This my original (now outdated) proposal:

Multi-level customization and evolution in service supply chains- Krzysztof Czarnecki

Service supply chains

Supply chains are networks of organizations and links among them used to deliver products and services from raw materials to end customers through an engineered flow of information, physical distribution, and cash. Over decades, traditional manufacturing sectors have established mature and deep value chains. For example, automotive supply chains comprise a multitude of organizations including parts suppliers, original equipment manufacturers (OEMs), and car dealership and maintenance shops. With the recent emergence of the Software as Service (SasS) concept, the notion of software service supply chains becomes the ultimate vision for the software industry of tomorrow. The key participants of such chains include original service providers, service integrators, and service end-users, where each participant is a potential innovation driver. Original service providers introduce new services, service integrators customize and integrate services into on-demand applications, which can be further integrated and customized by end-users. On-demand applications are intended to provide extreme end-user adaptability in order to accommodate exceptional workflows and individual working styles and enable bottom-up evolution of workflows and applications. On-demand applications can be imagined as the well-engineered and robust counterpart of today’s idea of application mashups.

In order to increase their customer base, service providers will likely experience pressure to offer highly configurable services with a wide range of variability. At the same time, service integrators will create new composite services and applications by integrating customized services by augmenting and possibly restricting some of the configuration choices. Furthermore, the integrators will have to be capable of delivering the composite service and applications securely and reliably even though the underlying component services are likely to be constantly evolving according to their own independent patterns.

Model-Driven Provisioning of Service Supply Chains

The service-oriented architecture outlined in Section 3 of the CERAS proposal envisions the use of different models in the definition of services and their compositions, such as high-level goal and feature models, information and workflow models, service quality models, computing infrastructure models, and deployment models. Consequently, services and their compositions will be defined by a mixture of configurations, rich models (e.g., behavioral specifications), and custom code. Some aspects of these models will be exposed to service integrators, who will further customize and integrate them by restriction and/or extension and possibly additional custom code.

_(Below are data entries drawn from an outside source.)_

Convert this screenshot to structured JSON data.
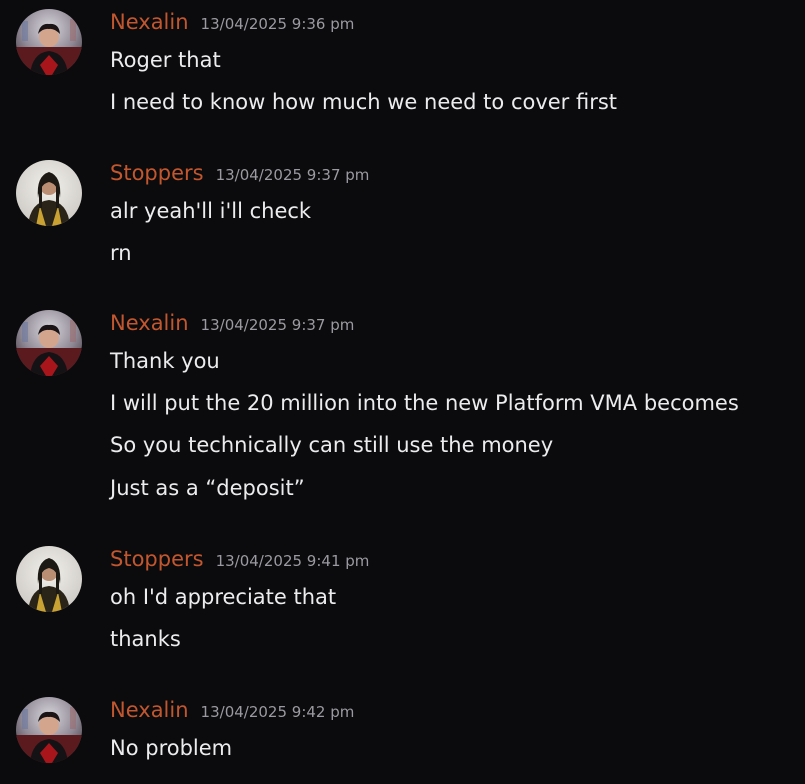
{
  "colors": {
    "background": "#0b0b0d",
    "username": "#c2572f",
    "timestamp": "#9a9aa0",
    "text": "#ececee"
  },
  "messages": [
    {
      "author": "Nexalin",
      "avatar_icon": "nexalin-avatar",
      "timestamp": "13/04/2025 9:36 pm",
      "lines": [
        "Roger that",
        "I need to know how much we need to cover first"
      ]
    },
    {
      "author": "Stoppers",
      "avatar_icon": "stoppers-avatar",
      "timestamp": "13/04/2025 9:37 pm",
      "lines": [
        "alr yeah'll i'll check",
        "rn"
      ]
    },
    {
      "author": "Nexalin",
      "avatar_icon": "nexalin-avatar",
      "timestamp": "13/04/2025 9:37 pm",
      "lines": [
        "Thank you",
        "I will put the 20 million into the new Platform VMA becomes",
        "So you technically can still use the money",
        "Just as a “deposit”"
      ]
    },
    {
      "author": "Stoppers",
      "avatar_icon": "stoppers-avatar",
      "timestamp": "13/04/2025 9:41 pm",
      "lines": [
        "oh I'd appreciate that",
        "thanks"
      ]
    },
    {
      "author": "Nexalin",
      "avatar_icon": "nexalin-avatar",
      "timestamp": "13/04/2025 9:42 pm",
      "lines": [
        "No problem"
      ]
    }
  ]
}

Managing Evolution in Service Supply Chains

I intend to investigate the evolution aspect of model-driven service supply chains. Since different services in a supply chain are the responsibility of different organizations, they may be evolving at their own independent patterns. Service A reusing another service B might be a combination of any of these artifacts:

  • Customizations of modeling languages (including configuration languages) exposed by B
  • Customizations of models exposed by B
  • New models expressed in the B-provided languages or their customizations
  • Data conforming to the new models provided by A and the possibly customized models provided by B
  • Custom code adhering to APIs provided by B

A change to one artifact provided by B may require potential co-evolution of several other artifacts in B and A in order to establish consistency.

The goal of the project is to analyze the different aspects of the evolution problem described above and design methods and tools for making evolution and co-evolution easier to perform. An initial list of smaller concrete projects follows:

  • 1) Demonstrate model-based code migration due to API evolution using framework-specific modeling languages;
  • 2) Create a semantic framework for model relationships (e.g., specialization, extension) that are of interest to customization; instantiate the framework for different modeling languages and provide mechanisms for refactoring and co-evolution; initially I will focus consider basic feature models and later Ecore models with constraints;
  • 3) Perform studies to determine the effectiveness, limitations, and applicability of round-trip engineering between framework-specific models and code; perform additional studies to determine the tradeoffs among different customization mechanisms in model-driven engineering such as markup, escapes, protected regions, aspects, and round-tripping.